I was the only woman customer on the bank manager’s books. Without fail, he would call in to see me every Friday, checking on new clients, work in progress, bills sent and money outstanding. I always kept myself up- beat for his visits although I resented them. He didn’t visit my husband’s office with such regularity.
“What work can you do?” he asked. “Anything,” I replied through gritted teeth. In the days when specialism was rare, it was feasible. But where were the clients to come from? Solicitors weren’t allowed to advertise.
My husband was always upbeat. “Visit every estate agent in the area,” he suggested. “Take them out for lunch. Get them to recommend you to their clients. Then when they see how good you are, you will be doing their conveyancing, divorces, wills and probates. Make sure you take lots of business cards with you.”
I loathed conveyancing but it made commercial sense. I phoned an estate agent whose name I noted from a sale board, and nervously offered to take him out to lunch. He was aware of my office and how I was trying to get it going.

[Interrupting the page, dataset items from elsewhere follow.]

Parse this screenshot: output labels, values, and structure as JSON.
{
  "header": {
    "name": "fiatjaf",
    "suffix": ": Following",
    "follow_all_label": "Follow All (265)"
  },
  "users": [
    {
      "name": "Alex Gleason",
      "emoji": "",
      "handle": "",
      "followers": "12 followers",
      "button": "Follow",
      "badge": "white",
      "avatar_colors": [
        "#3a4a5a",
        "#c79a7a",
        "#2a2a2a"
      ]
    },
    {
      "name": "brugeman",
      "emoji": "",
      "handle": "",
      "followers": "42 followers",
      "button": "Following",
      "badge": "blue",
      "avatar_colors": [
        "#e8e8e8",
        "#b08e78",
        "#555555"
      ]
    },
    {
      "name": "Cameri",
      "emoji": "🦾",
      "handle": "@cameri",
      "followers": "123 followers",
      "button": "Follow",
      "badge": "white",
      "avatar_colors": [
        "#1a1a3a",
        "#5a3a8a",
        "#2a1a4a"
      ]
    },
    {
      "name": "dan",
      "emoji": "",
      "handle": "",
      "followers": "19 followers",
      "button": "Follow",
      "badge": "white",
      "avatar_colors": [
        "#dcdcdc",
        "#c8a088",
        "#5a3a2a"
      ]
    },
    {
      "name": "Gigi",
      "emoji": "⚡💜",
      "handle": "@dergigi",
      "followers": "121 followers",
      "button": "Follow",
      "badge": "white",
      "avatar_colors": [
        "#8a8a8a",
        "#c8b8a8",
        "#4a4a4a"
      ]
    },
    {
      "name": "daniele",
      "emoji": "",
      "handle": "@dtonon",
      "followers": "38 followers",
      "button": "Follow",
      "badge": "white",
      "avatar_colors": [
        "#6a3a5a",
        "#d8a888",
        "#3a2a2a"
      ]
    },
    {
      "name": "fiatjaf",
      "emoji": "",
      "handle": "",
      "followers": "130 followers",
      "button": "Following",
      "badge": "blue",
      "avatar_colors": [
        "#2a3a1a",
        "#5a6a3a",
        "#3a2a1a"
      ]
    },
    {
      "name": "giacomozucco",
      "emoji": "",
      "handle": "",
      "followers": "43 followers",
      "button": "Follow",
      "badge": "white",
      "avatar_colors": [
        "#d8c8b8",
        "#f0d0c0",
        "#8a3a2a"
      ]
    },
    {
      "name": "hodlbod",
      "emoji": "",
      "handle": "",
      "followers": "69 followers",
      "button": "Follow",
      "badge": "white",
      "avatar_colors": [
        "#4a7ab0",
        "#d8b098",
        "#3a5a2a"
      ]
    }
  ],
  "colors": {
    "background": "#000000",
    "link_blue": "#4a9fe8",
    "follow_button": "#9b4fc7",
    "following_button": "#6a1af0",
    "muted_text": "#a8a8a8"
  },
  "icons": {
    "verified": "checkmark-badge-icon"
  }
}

He swaggered out to my little black Peugeot on the appointed date and I drove to a restaurant of his choice. I had plenty of business cards in my bag. He ordered the lobster and a good wine. I paid the astronomical bill – for which he failed to thank me – drove him back to his office, and I never heard from him again. My cards were untouched.
But there was another estate agent in the area who caught my eye. She was a shrewd woman in her fifties, another business woman in a man’s world, and work was busy. Thanks to her going out of her way to help me, my office soon started to take off. Even if conveyancing wasn’t my cup of tea.
Pensioners used to turn up without an appointment to make their wills or to ask me to handle a probate. There were consumer cases too. I turned no one away – always aware the bank manager was lurking in the background.
There was legal aid work from the housing estate down the road. Most of it came from women who were being beaten up by their partners. In one day, I could get a client signed up, draft the papers, drive to court and have someone ordered to leave his home.
Usually, he would be in blissful ignorance until I’d find him in a pub, serve the injunction papers on him – and scarper. In those days, legal aid paid quickly too and, after a few months, the bank manager reduced his weekly visits.
I was soon working flat out. But many times I found my secretary cum receptionist, having been left to hold the fort, had walked out due to the pressure of work. I’d come into the office after lunch to find it deserted. A soothing call from my husband with his charming voice worked wonders. Back she would come until I found a replacement.
I paid off all the bank borrowings within 18 months and changed banks. I took on a solicitor to handle the hated conveyancing. We were squashed into two tiny offices; and the photocopier was moved from his office to the cloakroom doorway.
Now we needed two secretaries to share reception duties, working alongside two cupboards full of forms and stationery. I knew this couldn’t continue and I should expand into the empty flat above. But could I ever fill it?
It was a tantalising prospect and, at almost thirty years old, I really thought I’d made it. In fact, my real career hadn’t yet begun.